1. No âmbito da Reforma dos Fundos Estruturais, consagrada nos Regulamentos n.°s 2052/88, 4253/88 e 4255/88, os Estados-membros são responsáveis pela gestão e controlo dos Fundos Comunitários, cabendo-lhes definir as prioridades e os critérios de concessão destes apoios, tendo em vista a execução do QCA 1, aprovado pela CE;
2. Nessa medida, foi fixado, a nível nacional, o regime jurídico dos apoios à formação profissional a conceder no âmbito do FSE bem como o sistema de gestão e controlo dos mesmos, consubstanciados, designadamente, no Despacho Normativo n.° 68/91, de 25.03 e Decreto-Lei n.° 121-B/90, de 12.04;
3. Resulta dos citados Regulamentos Comunitários e da legislação nacional que são os Estados-membros, no âmbito do QCA 1, que aprovam os pedidos de co-financiamento e de pagamento de saldo, não sendo os mesmos enviados à CE para efeitos de decisão ao contrário do que sucedia no denominado Antigo Fundo;
4. Nesta conformidade, as entidades beneficiárias enquadram os pedidos de financiamento em Programas Operacionais, cabendo às autoridades nacionais a consequente aprovação;
5. Ao DAFSE, nos termos da sua Lei Orgânica (Decreto-Lei n.° 37/91, de 18/01), e da restante legislação nacional em vigor, cabia proceder aos pagamentos, acompanhar e controlar as acções desenvolvidas com o apoio do FSE e promover o reembolso das quantias indevidamente pagas;
6. O acto administrativo do Director-Geral do DAFSE, objecto do presente recurso foi praticado no âmbito das atribuições cometidas a esse Departamento não padecendo do vício de incompetência absoluta que lhe foi assacado;
7. O referido acto encontra pleno suporte de facto e de direito não sendo nulo;
8. Ao assim não ajuizar, a sentença recorrida violou por erro de aplicação, os normativos nela invocados do Regulamento CEE n.° 2950/83, do Conselho, de 17.10 bem como os art.°s 133.°, n.° 2, al. b) e 134.° do CPA;
9. Na verdade o Juiz “a quo”, ao aplicar o Regulamento n°. 2950/83 à acção de formação realizada pela “A…”, no âmbito do QCA 1, em detrimento, nomeadamente, das regras constantes da legislação indicada nos pontos 2 e 5 das presentes conclusões, incorreu num erro manifesto na determinação das normas jurídicas aplicáveis.
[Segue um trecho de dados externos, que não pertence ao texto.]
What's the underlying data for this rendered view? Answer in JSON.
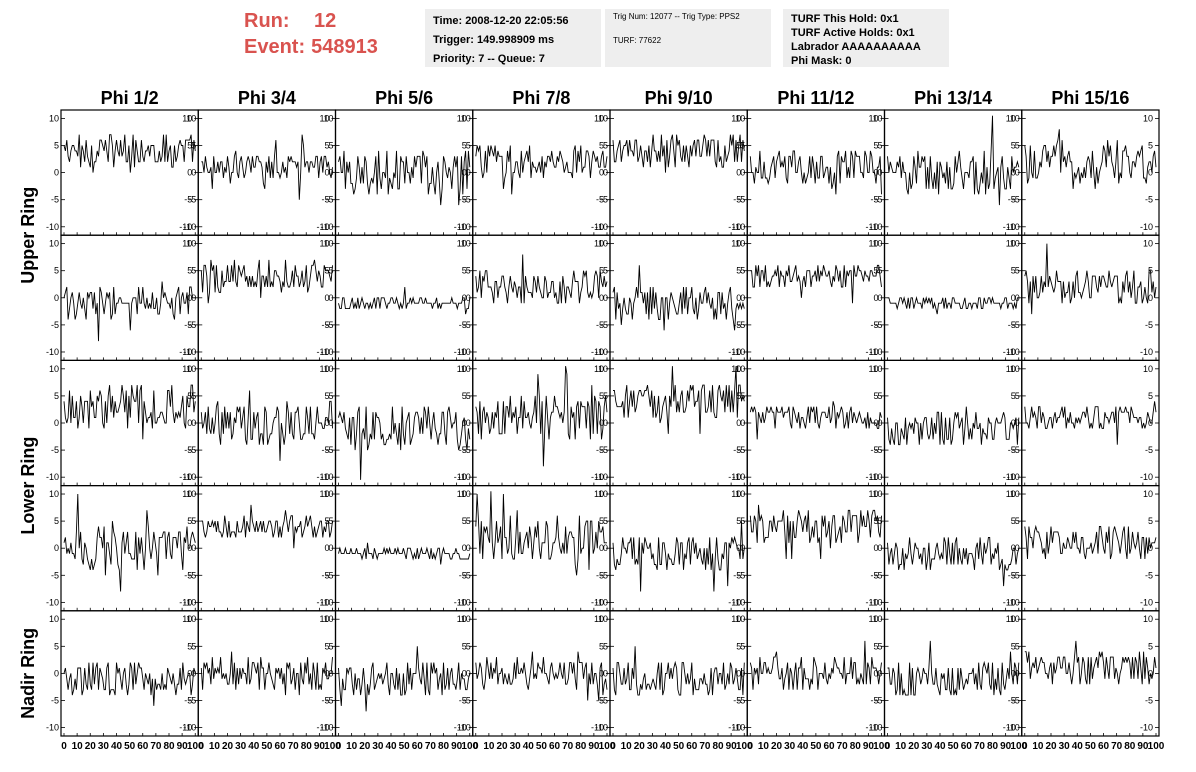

Não houve contra alegações.
O Magistrado do Ministério Público junto deste Supremo Tribunal Administrativo emitiu parecer no sentido do provimento do recurso.
II. A sentença recorrida considerou assentes os seguintes factos:
3) A recorrente candidatou-se ao apoio do Fundo Social Europeu a conceder no âmbito do programa operacional PO901001P1, aprovado pela Decisão da Comissão C (90) 24/3 de 08.01.90 e posteriormente modificada pela Decisão C (91) 1295 de 27.06.91.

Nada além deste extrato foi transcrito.